Matt’s head drooped back against the seat and he looked at Hannah with swelling eyes. “I was in Prospect.”
Hannah glanced at Matt, and then looked ahead. She drew the back of her wrist up against her mouth and grimaced as she fought back tears. She inhaled in steps, like a ratchet clicking. Her arm lowered and she sighed deeply. Matt realized Hannah did not know he knew about her rape.

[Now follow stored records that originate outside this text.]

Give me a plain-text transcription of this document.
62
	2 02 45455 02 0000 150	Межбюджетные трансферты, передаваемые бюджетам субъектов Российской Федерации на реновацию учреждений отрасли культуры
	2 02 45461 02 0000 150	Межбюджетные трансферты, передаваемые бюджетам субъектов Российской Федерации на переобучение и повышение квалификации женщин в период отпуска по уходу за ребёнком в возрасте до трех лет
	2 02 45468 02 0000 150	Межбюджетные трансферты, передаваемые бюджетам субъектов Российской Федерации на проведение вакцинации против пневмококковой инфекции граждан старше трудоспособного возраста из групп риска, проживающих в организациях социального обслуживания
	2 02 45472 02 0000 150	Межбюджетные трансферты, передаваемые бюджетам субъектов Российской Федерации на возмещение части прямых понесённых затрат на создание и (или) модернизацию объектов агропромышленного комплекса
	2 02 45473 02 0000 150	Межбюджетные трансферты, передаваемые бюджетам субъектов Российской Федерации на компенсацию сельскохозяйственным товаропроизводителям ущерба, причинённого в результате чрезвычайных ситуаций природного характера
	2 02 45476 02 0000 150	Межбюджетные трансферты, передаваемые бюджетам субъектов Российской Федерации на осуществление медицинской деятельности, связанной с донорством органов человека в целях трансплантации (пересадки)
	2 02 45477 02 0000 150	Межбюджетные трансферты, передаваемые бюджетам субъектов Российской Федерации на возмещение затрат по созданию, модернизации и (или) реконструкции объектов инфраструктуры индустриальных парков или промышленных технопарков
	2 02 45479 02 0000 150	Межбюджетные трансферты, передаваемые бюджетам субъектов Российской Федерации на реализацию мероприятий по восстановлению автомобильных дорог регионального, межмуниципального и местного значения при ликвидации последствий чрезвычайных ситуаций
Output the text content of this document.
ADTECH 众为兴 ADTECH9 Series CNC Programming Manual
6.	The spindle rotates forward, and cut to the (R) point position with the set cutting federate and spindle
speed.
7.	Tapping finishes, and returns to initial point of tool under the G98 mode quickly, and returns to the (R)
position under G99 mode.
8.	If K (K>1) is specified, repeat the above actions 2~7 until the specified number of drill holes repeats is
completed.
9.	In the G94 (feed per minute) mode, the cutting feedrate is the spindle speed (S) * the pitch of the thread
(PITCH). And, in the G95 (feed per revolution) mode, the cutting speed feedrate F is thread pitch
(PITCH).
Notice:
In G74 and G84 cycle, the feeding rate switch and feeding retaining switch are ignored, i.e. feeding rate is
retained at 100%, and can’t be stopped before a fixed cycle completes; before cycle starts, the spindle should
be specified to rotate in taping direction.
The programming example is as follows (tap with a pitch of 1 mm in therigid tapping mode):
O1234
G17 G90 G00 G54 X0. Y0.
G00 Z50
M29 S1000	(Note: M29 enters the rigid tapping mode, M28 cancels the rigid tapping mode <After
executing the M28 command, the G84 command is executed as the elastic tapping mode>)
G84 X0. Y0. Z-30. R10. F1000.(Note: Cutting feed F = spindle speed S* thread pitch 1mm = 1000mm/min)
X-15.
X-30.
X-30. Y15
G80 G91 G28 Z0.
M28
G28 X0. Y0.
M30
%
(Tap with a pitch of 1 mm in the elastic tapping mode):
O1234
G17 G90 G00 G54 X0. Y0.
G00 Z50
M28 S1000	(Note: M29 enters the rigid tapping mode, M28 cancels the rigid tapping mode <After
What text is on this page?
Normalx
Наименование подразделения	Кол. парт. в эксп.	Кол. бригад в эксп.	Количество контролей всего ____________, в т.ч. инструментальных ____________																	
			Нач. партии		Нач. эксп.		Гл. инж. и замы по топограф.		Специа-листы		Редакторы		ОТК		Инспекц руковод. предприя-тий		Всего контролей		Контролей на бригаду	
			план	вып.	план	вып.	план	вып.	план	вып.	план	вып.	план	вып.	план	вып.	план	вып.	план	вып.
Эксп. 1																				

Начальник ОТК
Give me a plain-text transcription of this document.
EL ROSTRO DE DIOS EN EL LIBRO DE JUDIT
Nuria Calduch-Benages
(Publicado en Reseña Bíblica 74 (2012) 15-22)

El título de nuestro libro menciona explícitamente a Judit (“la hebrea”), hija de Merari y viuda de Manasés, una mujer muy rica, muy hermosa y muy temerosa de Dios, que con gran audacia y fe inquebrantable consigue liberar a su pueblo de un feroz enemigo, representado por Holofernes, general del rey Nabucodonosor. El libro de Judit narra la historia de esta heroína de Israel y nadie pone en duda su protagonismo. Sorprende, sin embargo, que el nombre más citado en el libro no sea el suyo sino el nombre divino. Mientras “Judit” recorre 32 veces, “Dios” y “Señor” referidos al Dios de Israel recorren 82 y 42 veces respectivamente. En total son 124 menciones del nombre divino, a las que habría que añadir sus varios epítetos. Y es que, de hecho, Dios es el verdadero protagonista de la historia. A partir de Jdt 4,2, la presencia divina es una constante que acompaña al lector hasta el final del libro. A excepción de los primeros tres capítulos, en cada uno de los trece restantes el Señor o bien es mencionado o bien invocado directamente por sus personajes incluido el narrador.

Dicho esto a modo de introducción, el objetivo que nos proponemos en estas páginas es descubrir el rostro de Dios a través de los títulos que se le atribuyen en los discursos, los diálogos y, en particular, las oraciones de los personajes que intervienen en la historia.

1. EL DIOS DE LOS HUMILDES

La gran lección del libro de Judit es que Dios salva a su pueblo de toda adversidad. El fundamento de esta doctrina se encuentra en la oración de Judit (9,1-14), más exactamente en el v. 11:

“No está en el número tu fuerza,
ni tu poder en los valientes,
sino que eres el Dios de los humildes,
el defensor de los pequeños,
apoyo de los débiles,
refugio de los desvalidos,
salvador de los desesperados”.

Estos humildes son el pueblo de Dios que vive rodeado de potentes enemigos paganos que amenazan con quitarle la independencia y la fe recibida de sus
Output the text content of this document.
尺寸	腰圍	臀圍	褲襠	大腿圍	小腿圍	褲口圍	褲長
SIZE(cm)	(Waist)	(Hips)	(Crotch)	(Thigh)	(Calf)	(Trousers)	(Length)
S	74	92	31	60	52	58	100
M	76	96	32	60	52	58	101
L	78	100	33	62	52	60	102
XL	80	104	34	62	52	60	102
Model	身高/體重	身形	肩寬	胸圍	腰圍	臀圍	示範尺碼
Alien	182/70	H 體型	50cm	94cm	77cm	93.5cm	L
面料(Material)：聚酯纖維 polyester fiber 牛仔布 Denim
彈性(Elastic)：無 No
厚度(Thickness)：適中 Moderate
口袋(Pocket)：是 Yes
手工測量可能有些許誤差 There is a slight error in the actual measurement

They arrived at Matt’s house after a few minutes. Neither one spoke. Hannah stayed in the car as Matt went inside. From the small window at the top of his door, he watched as her head bobbed against the steering wheel—her sobs hysterical, b
ut silent due to the distance between them.
CHAPTER 22
Locks
There was freedom and there was free dumb. The group home had little of the first and an excess of the second. The time Jared spent there was not by his choice. He either wanted to be with Hannah, or to be sorting through her belongings. That wasn’t possible at the moment. He was sitting on the couch, waiting for the mandatory weekly house meeting to begin. On the cushion to his right, he placed his backpack so none of the other residents would sit next to him. There was a giant pear-shaped woman named Dana who often sat too close to him. She was in her sixties, sported a grayish-white flat-top hairstyle, and she wore a diaper for a ‘nervous bowel’. The first time Jared heard her empty herself into her diaper with splurts and sighs, he screamed at her for being too lazy to get up and run to the bathroom. Her only reply was an emotionless, “Hehheh.”
Dana was a disgusting housemate, but the rest were of the same variety which he grew up with in the state hospital. Many of their fingers were stained yellow from excessive chain smoking. They gathered on the front porch, sitting in plastic chairs, going through a constant rotation of cigarettes. Davey looked like a Bolshevik. His staunch face and curled moustache only needed a fur hat with earflaps to complete the look. Davey never had money for cigarettes, so he smoked other people’s butts out of the ashtray.
The other female residents were middle-aged women with severe depression. They avoided everyone, as if they were busy planning their next suicide attempt. At least once a week, one would agree to do Jared’s chore so he could be away from the house longer. The residents were expected to take turns cooking the dinner each night and to keep the house clean. The older women didn’t trust someone as young as Jared to cook anything edible and were happy to take on his cooking chore. No one had the extra money to spend on food, so they made sure whatever was cooked would be something they’d eat.